The Royal Air Force will be used to bring coronavirus vaccines to the UK "if necessary", the Defence Secretary has said.
Speaking at a COVID-19 testing site in Liverpool, where a mass pilot involving the British military has been taking place, Ben Wallace said the military could play a part in the distribution of vaccines, which could be available before Christmas.
"If necessary, the Armed Forces and RAF will be involved in bringing vaccines to the country," Mr Wallace said.
NHS workers are expected to administer the vaccines but military personnel are likely to have a role in the distribution, Mr Wallace added.
His words follow the health secretary saying last week that the Armed Forces and NHS are on standby to roll out a COVID-19 vaccine from the beginning of December.
"Certainly the military will have a role in the rollout of the vaccine," Mr Wallace said.
"What exactly they're going to be doing in that is what we've been working on for the last few weeks and months.
"I should think the army will be involved in the logistics.
"I should think the army will be involved in some of the planning and the command and control which goes on behind the scenes for all these events, because I think that is the key."

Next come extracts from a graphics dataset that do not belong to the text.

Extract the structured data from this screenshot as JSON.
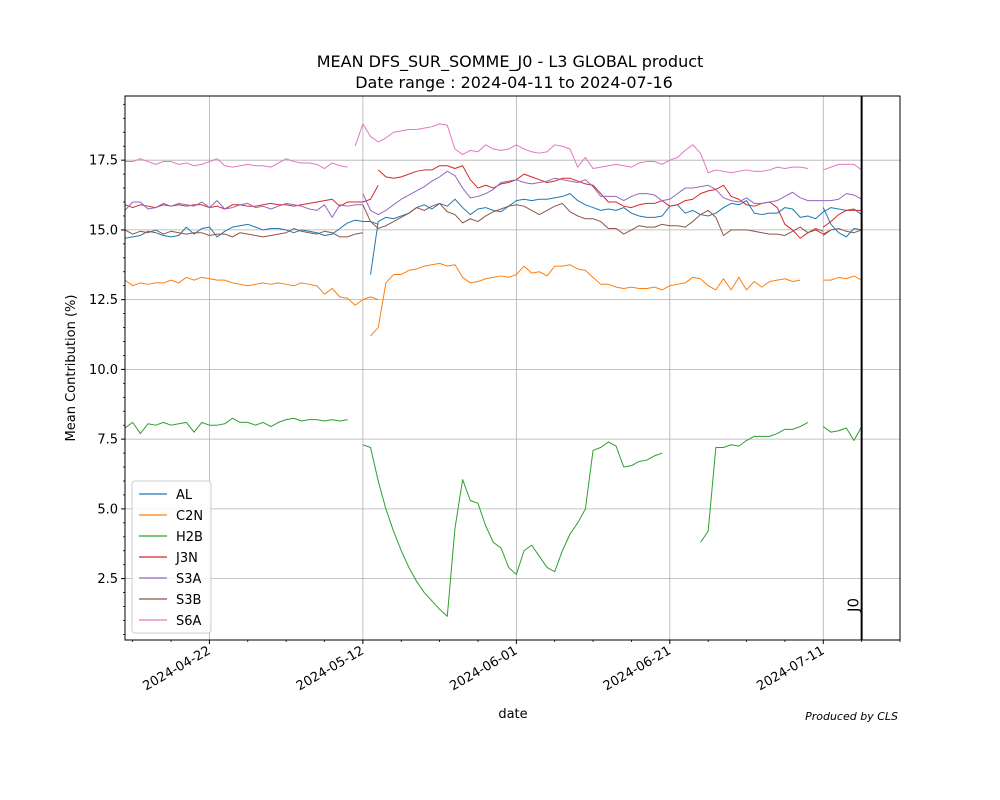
{
  "chart_data": {
    "type": "line",
    "title_line1": "MEAN DFS_SUR_SOMME_J0 - L3 GLOBAL product",
    "title_line2": "Date range : 2024-04-11 to 2024-07-16",
    "xlabel": "date",
    "ylabel": "Mean Contribution (%)",
    "footer": "Produced by CLS",
    "marker_label": "J0",
    "marker_date": "2024-07-16",
    "xlim": [
      "2024-04-11",
      "2024-07-21"
    ],
    "ylim": [
      0.3,
      19.8
    ],
    "x_ticks": [
      "2024-04-22",
      "2024-05-12",
      "2024-06-01",
      "2024-06-21",
      "2024-07-11"
    ],
    "y_ticks": [
      "2.5",
      "5.0",
      "7.5",
      "10.0",
      "12.5",
      "15.0",
      "17.5"
    ],
    "y_tick_values": [
      2.5,
      5.0,
      7.5,
      10.0,
      12.5,
      15.0,
      17.5
    ],
    "grid": true,
    "legend_position": "lower-left",
    "main_start_date": "2024-04-11",
    "main_end_date": "2024-07-09",
    "tail_start_date": "2024-07-11",
    "tail_end_date": "2024-07-16",
    "series": [
      {
        "name": "AL",
        "color": "#1f77b4",
        "main": [
          {
            "date": "2024-04-11",
            "values": [
              14.7,
              14.75,
              14.8,
              14.95,
              14.9,
              14.8,
              14.75,
              14.8,
              15.1,
              14.85,
              15.05,
              15.1,
              14.75,
              14.95,
              15.1,
              15.15,
              15.2,
              15.1,
              15.0,
              15.05,
              15.05,
              15.0,
              14.9,
              15.0,
              14.95,
              14.9,
              14.8,
              14.85,
              15.05,
              15.25,
              15.35,
              15.3,
              15.3,
              15.2
            ]
          },
          {
            "date": "2024-05-13",
            "values": [
              13.4,
              15.3,
              15.45,
              15.4,
              15.5,
              15.6,
              15.8,
              15.9,
              15.75,
              15.95,
              15.85,
              16.1,
              15.8,
              15.55,
              15.75,
              15.8,
              15.7,
              15.65,
              15.85,
              16.05,
              16.1,
              16.05,
              16.1,
              16.1,
              16.15,
              16.2,
              16.3,
              16.05,
              15.9,
              15.8,
              15.7,
              15.75,
              15.7,
              15.8,
              15.6,
              15.5,
              15.45,
              15.45,
              15.5,
              15.85,
              15.9,
              15.6,
              15.7,
              15.55,
              15.5,
              15.6,
              15.8,
              15.95,
              15.9,
              16.05,
              15.6,
              15.55,
              15.6,
              15.6,
              15.8,
              15.75,
              15.45,
              15.5,
              15.4,
              15.65,
              15.8,
              15.75,
              15.7,
              15.75,
              15.55
            ]
          }
        ],
        "tail": [
          15.8,
          15.2,
          14.9,
          14.75,
          15.05,
          15.0
        ]
      },
      {
        "name": "C2N",
        "color": "#ff7f0e",
        "main": [
          {
            "date": "2024-04-11",
            "values": [
              13.2,
              13.0,
              13.1,
              13.05,
              13.1,
              13.1,
              13.2,
              13.1,
              13.3,
              13.2,
              13.3,
              13.25,
              13.2,
              13.2,
              13.1,
              13.05,
              13.0,
              13.05,
              13.1,
              13.05,
              13.1,
              13.05,
              13.0,
              13.1,
              13.05,
              13.0,
              12.7,
              12.9,
              12.6,
              12.55,
              12.3,
              12.5,
              12.6,
              12.5
            ]
          },
          {
            "date": "2024-05-13",
            "values": [
              11.2,
              11.5,
              13.1,
              13.4,
              13.4,
              13.55,
              13.6,
              13.7,
              13.75,
              13.8,
              13.7,
              13.75,
              13.3,
              13.1,
              13.15,
              13.25,
              13.3,
              13.35,
              13.3,
              13.4,
              13.7,
              13.45,
              13.5,
              13.35,
              13.7,
              13.7,
              13.75,
              13.6,
              13.55,
              13.3,
              13.05,
              13.05,
              12.95,
              12.9,
              12.95,
              12.9,
              12.9,
              12.95,
              12.85,
              13.0,
              13.05,
              13.1,
              13.3,
              13.25,
              13.0,
              12.85,
              13.25,
              12.85,
              13.3,
              12.85,
              13.15,
              12.95,
              13.15,
              13.2,
              13.25,
              13.15,
              13.2
            ]
          }
        ],
        "tail": [
          13.2,
          13.2,
          13.3,
          13.25,
          13.35,
          13.2
        ]
      },
      {
        "name": "H2B",
        "color": "#2ca02c",
        "main": [
          {
            "date": "2024-04-11",
            "values": [
              7.9,
              8.1,
              7.7,
              8.05,
              8.0,
              8.1,
              8.0,
              8.05,
              8.1,
              7.75,
              8.1,
              8.0,
              8.0,
              8.05,
              8.25,
              8.1,
              8.1,
              8.0,
              8.1,
              7.95,
              8.1,
              8.2,
              8.25,
              8.15,
              8.2,
              8.2,
              8.15,
              8.2,
              8.15,
              8.2
            ]
          },
          {
            "date": "2024-05-12",
            "values": [
              7.3,
              7.2,
              6.0,
              5.0,
              4.2,
              3.5,
              2.9,
              2.4,
              2.0,
              1.7,
              1.4,
              1.15,
              4.3,
              6.05,
              5.3,
              5.2,
              4.4,
              3.8,
              3.6,
              2.9,
              2.65,
              3.5,
              3.7,
              3.3,
              2.9,
              2.75,
              3.5,
              4.1,
              4.5,
              5.0,
              7.1,
              7.2,
              7.4,
              7.25,
              6.5,
              6.55,
              6.7,
              6.75,
              6.9,
              7.0
            ]
          },
          {
            "date": "2024-06-25",
            "values": [
              3.8,
              4.2,
              7.2,
              7.2,
              7.3,
              7.25,
              7.45,
              7.6,
              7.6,
              7.6,
              7.7,
              7.85,
              7.85,
              7.95,
              8.1
            ]
          }
        ],
        "tail": [
          7.95,
          7.75,
          7.8,
          7.9,
          7.45,
          7.95
        ]
      },
      {
        "name": "J3N",
        "color": "#d62728",
        "main": [
          {
            "date": "2024-04-11",
            "values": [
              15.9,
              15.8,
              15.9,
              15.85,
              15.8,
              15.9,
              15.85,
              15.9,
              15.85,
              15.9,
              15.9,
              15.8,
              15.85,
              15.75,
              15.9,
              15.9,
              15.85,
              15.85,
              15.9,
              15.95,
              15.9,
              15.9,
              15.85,
              15.9,
              15.95,
              16.0,
              16.05,
              16.1,
              15.85,
              16.0,
              16.0,
              16.0,
              16.1,
              16.6
            ]
          },
          {
            "date": "2024-05-14",
            "values": [
              17.15,
              16.9,
              16.85,
              16.9,
              17.0,
              17.1,
              17.15,
              17.15,
              17.3,
              17.3,
              17.2,
              17.3,
              16.8,
              16.5,
              16.6,
              16.5,
              16.65,
              16.7,
              16.8,
              17.0,
              16.9,
              16.8,
              16.7,
              16.75,
              16.85,
              16.85,
              16.75,
              16.65,
              16.6,
              16.3,
              16.0,
              16.0,
              15.85,
              15.8,
              15.9,
              15.95,
              15.95,
              16.05,
              15.85,
              15.9,
              16.05,
              16.1,
              16.3,
              16.4,
              16.45,
              16.6,
              16.2,
              16.1,
              15.9,
              15.85,
              15.95,
              16.0,
              15.8,
              15.2,
              15.0,
              14.7,
              14.9,
              15.0,
              14.85,
              15.0
            ]
          }
        ],
        "tail": [
          15.1,
          15.3,
          15.55,
          15.7,
          15.7,
          15.7
        ]
      },
      {
        "name": "S3A",
        "color": "#9467bd",
        "main": [
          {
            "date": "2024-04-11",
            "values": [
              15.7,
              16.0,
              16.0,
              15.75,
              15.8,
              15.95,
              15.85,
              15.95,
              15.9,
              15.85,
              16.0,
              15.8,
              16.05,
              15.75,
              15.8,
              15.9,
              15.95,
              15.8,
              15.85,
              15.75,
              15.85,
              15.95,
              15.9,
              15.85,
              15.75,
              15.7,
              15.9,
              15.45,
              15.9,
              15.85,
              15.9,
              15.9
            ]
          },
          {
            "date": "2024-05-12",
            "values": [
              16.3,
              15.7,
              15.55,
              15.7,
              15.9,
              16.1,
              16.25,
              16.4,
              16.55,
              16.75,
              16.9,
              17.1,
              16.95,
              16.5,
              16.15,
              16.2,
              16.3,
              16.45,
              16.7,
              16.75,
              16.8,
              16.7,
              16.65,
              16.7,
              16.75,
              16.85,
              16.8,
              16.75,
              16.7,
              16.8,
              16.55,
              16.2,
              16.2,
              16.2,
              16.05,
              16.2,
              16.3,
              16.3,
              16.25,
              16.05,
              16.1,
              16.3,
              16.5,
              16.5,
              16.55,
              16.6,
              16.45,
              16.15,
              16.05,
              16.0,
              16.15,
              15.95,
              15.95,
              16.0,
              16.05,
              16.2,
              16.35,
              16.15,
              16.05,
              16.05,
              16.05
            ]
          }
        ],
        "tail": [
          16.05,
          16.05,
          16.1,
          16.3,
          16.25,
          16.1
        ]
      },
      {
        "name": "S3B",
        "color": "#8c564b",
        "main": [
          {
            "date": "2024-04-11",
            "values": [
              15.0,
              14.85,
              14.95,
              14.9,
              15.0,
              14.85,
              14.95,
              14.9,
              14.85,
              14.9,
              14.9,
              14.8,
              14.85,
              14.85,
              14.75,
              14.9,
              14.85,
              14.8,
              14.75,
              14.8,
              14.85,
              14.9,
              15.05,
              14.95,
              14.9,
              14.85,
              14.95,
              14.9,
              14.75,
              14.75,
              14.85,
              14.9
            ]
          },
          {
            "date": "2024-05-12",
            "values": [
              15.9,
              15.3,
              15.05,
              15.15,
              15.3,
              15.45,
              15.6,
              15.8,
              15.7,
              15.85,
              15.95,
              15.65,
              15.55,
              15.25,
              15.4,
              15.3,
              15.5,
              15.65,
              15.75,
              15.85,
              15.9,
              15.85,
              15.7,
              15.55,
              15.7,
              15.85,
              15.95,
              15.65,
              15.5,
              15.4,
              15.4,
              15.3,
              15.05,
              15.05,
              14.85,
              15.0,
              15.15,
              15.1,
              15.1,
              15.2,
              15.15,
              15.15,
              15.1,
              15.3,
              15.55,
              15.7,
              15.45,
              14.8,
              15.0,
              15.0,
              15.0,
              14.95,
              14.9,
              14.85,
              14.85,
              14.8,
              14.95,
              15.1,
              14.9,
              15.05,
              14.95
            ]
          }
        ],
        "tail": [
          14.8,
          15.0,
          15.05,
          14.95,
          14.9,
          15.0
        ]
      },
      {
        "name": "S6A",
        "color": "#e377c2",
        "main": [
          {
            "date": "2024-04-11",
            "values": [
              17.45,
              17.45,
              17.55,
              17.45,
              17.35,
              17.45,
              17.45,
              17.35,
              17.4,
              17.3,
              17.35,
              17.45,
              17.55,
              17.3,
              17.25,
              17.3,
              17.35,
              17.3,
              17.3,
              17.25,
              17.4,
              17.55,
              17.45,
              17.4,
              17.4,
              17.35,
              17.2,
              17.4,
              17.3,
              17.25
            ]
          },
          {
            "date": "2024-05-11",
            "values": [
              18.0,
              18.8,
              18.35,
              18.15,
              18.3,
              18.5,
              18.55,
              18.6,
              18.6,
              18.65,
              18.7,
              18.8,
              18.75,
              17.9,
              17.7,
              17.85,
              17.8,
              18.05,
              17.9,
              17.85,
              17.9,
              18.05,
              17.9,
              17.8,
              17.75,
              17.8,
              18.05,
              18.0,
              17.9,
              17.25,
              17.6,
              17.2,
              17.25,
              17.3,
              17.35,
              17.3,
              17.25,
              17.4,
              17.45,
              17.45,
              17.35,
              17.5,
              17.6,
              17.85,
              18.05,
              17.75,
              17.05,
              17.15,
              17.1,
              17.05,
              17.1,
              17.15,
              17.1,
              17.1,
              17.15,
              17.25,
              17.2,
              17.25,
              17.25,
              17.2
            ]
          }
        ],
        "tail": [
          17.15,
          17.25,
          17.35,
          17.35,
          17.35,
          17.15
        ]
      }
    ]
  }
}
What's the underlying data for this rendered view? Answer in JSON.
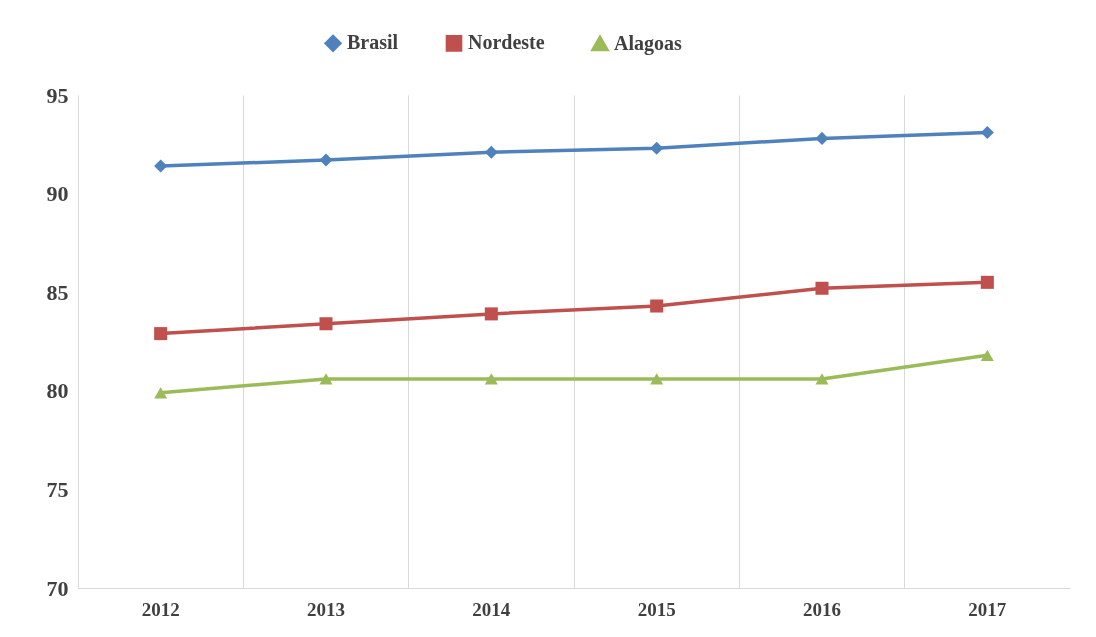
{
  "chart_data": {
    "type": "line",
    "categories": [
      "2012",
      "2013",
      "2014",
      "2015",
      "2016",
      "2017"
    ],
    "series": [
      {
        "name": "Brasil",
        "color": "#4f81bd",
        "marker": "diamond",
        "values": [
          91.4,
          91.7,
          92.1,
          92.3,
          92.8,
          93.1
        ]
      },
      {
        "name": "Nordeste",
        "color": "#c0504d",
        "marker": "square",
        "values": [
          82.9,
          83.4,
          83.9,
          84.3,
          85.2,
          85.5
        ]
      },
      {
        "name": "Alagoas",
        "color": "#9bbb59",
        "marker": "triangle",
        "values": [
          79.9,
          80.6,
          80.6,
          80.6,
          80.6,
          81.8
        ]
      }
    ],
    "ylim": [
      70,
      95
    ],
    "yticks": [
      70,
      75,
      80,
      85,
      90,
      95
    ],
    "grid": "x",
    "legend": "top",
    "line_style": "solid"
  }
}
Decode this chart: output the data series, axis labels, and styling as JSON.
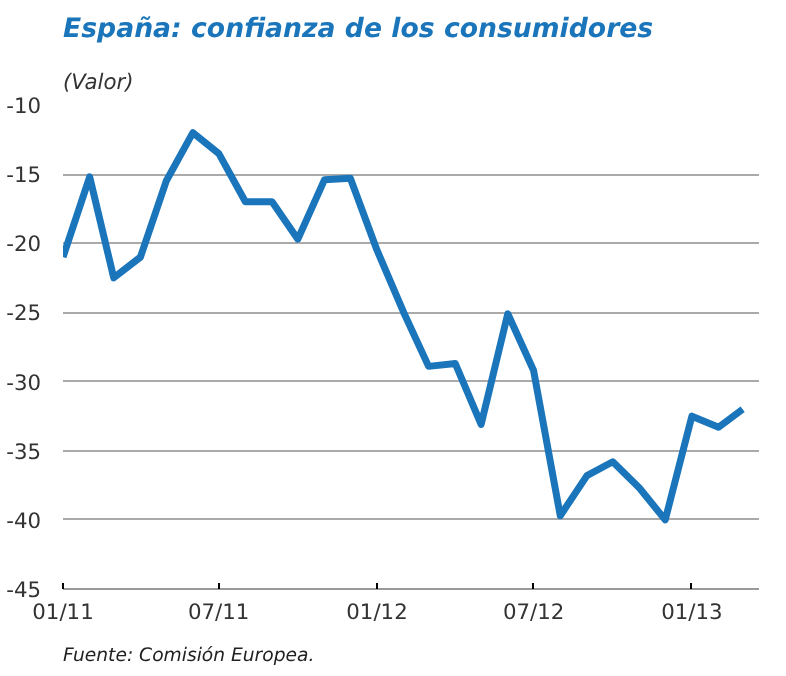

The Defence Secretary also confirmed that soldiers are training care home staff in Liverpool to carry out coronavirus tests.
Personnel have been asked to stay in the city until December - an extension of their original two-week deployment.
Meanwhile, new data suggests a vaccine from US firm Moderna may be 94.5% effective against COVID-19.
Last week, Pfizer/BioNTech released interim study data suggesting their vaccine is more than 90% effective.